Time to get entrepreneurial. My first jab was in the financial services, but it turns out the idea I had is already a hybrid insurance/annuity/retirement income product. An insurer is given a large, non-refundable sum, and pays out a monthly income for the duration of the insured’s life, even if its forever(ish). This works because, given a large population, the lower draw from the pool of funds of those that die young balances the higher draw of those that live longer than expected. It is an appealing product because it guarantees income for life. And allows the policy holder to spend all their money before they die, without knowing when that is. Essentially, this is the company pension fund without the company.
Great, the conservative solution is covered. A truly entrepreneurial approach would be to live with the uncertainty. This is essentially what I’ve done for most of my adult life, taking on financial risks with the assumption ‘I’ll make it work’. Oddly, the last time I took on more debt than I knew how to pay off, the pandemic intervened to make it work financially. Who could factor that into their financial projections in 2018?
The point is, ride the tide. Entrepreneurs are tolerant of risk, uncertainty and confident in their ability to manage whatever comes their way. Retirement should be the same.
Creative solutions I will entertain:
- selling my soul to the devil,
- volunteering to be an early test subject for immortality treatments in exchange for stock options,
- getting on a spaceship to Jupiter which will include food and accommodation for remaining life,
- medically planned expiration to match financial resources (no, this one is too conservative),
- massive investments into cosmetic procedures to make me look and feel 20 years younger, giving me 20 more years to figure out how retirement works.

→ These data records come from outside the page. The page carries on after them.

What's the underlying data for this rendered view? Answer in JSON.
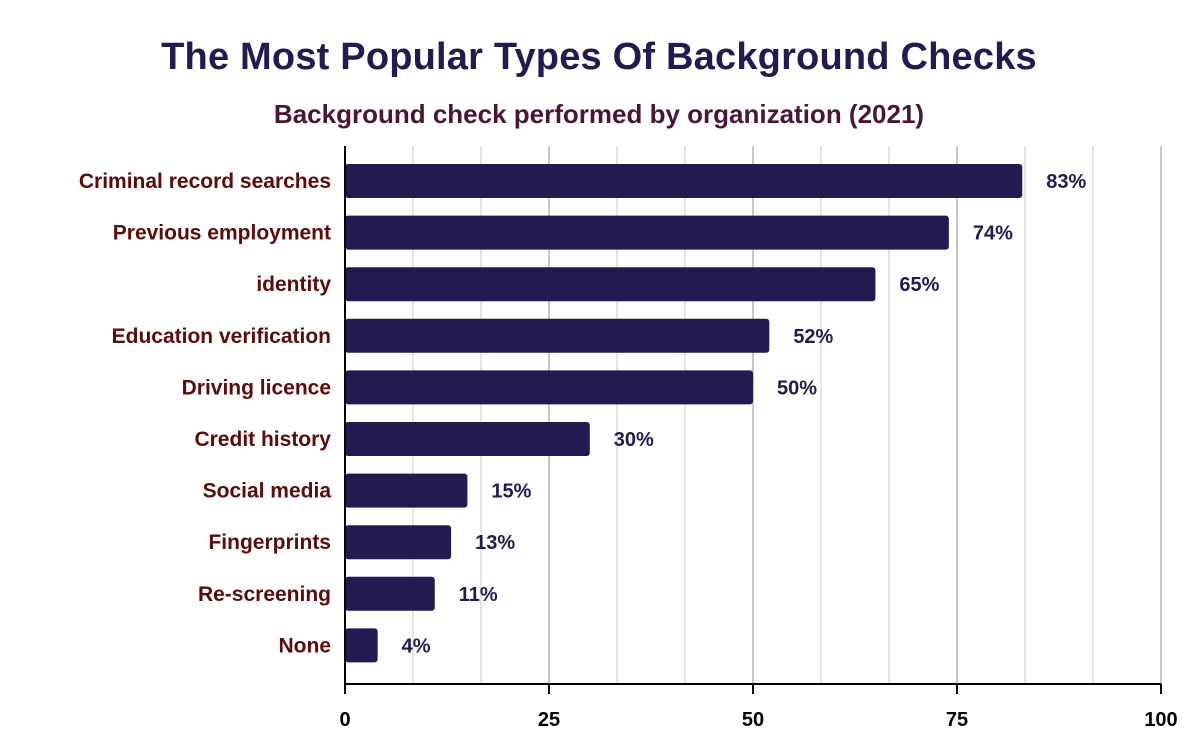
{
  "chart_data": {
    "type": "bar",
    "orientation": "horizontal",
    "title": "The Most Popular Types Of Background Checks",
    "subtitle": "Background check performed by organization (2021)",
    "xlabel": "",
    "ylabel": "",
    "categories": [
      "Criminal record searches",
      "Previous employment",
      "identity",
      "Education verification",
      "Driving licence",
      "Credit history",
      "Social media",
      "Fingerprints",
      "Re-screening",
      "None"
    ],
    "values": [
      83,
      74,
      65,
      52,
      50,
      30,
      15,
      13,
      11,
      4
    ],
    "data_labels": [
      "83%",
      "74%",
      "65%",
      "52%",
      "50%",
      "30%",
      "15%",
      "13%",
      "11%",
      "4%"
    ],
    "xlim": [
      0,
      100
    ],
    "x_ticks": [
      0,
      25,
      50,
      75,
      100
    ],
    "x_tick_labels": [
      "0",
      "25",
      "50",
      "75",
      "100"
    ],
    "grid": true,
    "legend": "none",
    "colors": {
      "bar": "#231a52",
      "title": "#231a52",
      "subtitle": "#4a1638",
      "category_label": "#5c0a0a",
      "data_label": "#231a52",
      "major_grid": "#c8c8c8",
      "minor_grid": "#e4e4e4",
      "axis": "#000000"
    }
  }
}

Oh, 🖕. Screw someone else’s major life milestones, and priorities. I’mma continue living as I always have. On what comes my way, from random employment and other gigs. It’s worked fine, to date.
1There doesn’t seem to be a difference between RRSP and RSP. Not sure why there are two terms.
2There are many free-spirits like me, who do not have a company pension, either because their company has no pension, they are their own company, or they drift from company to company, never staying long enough to get into the pension plan.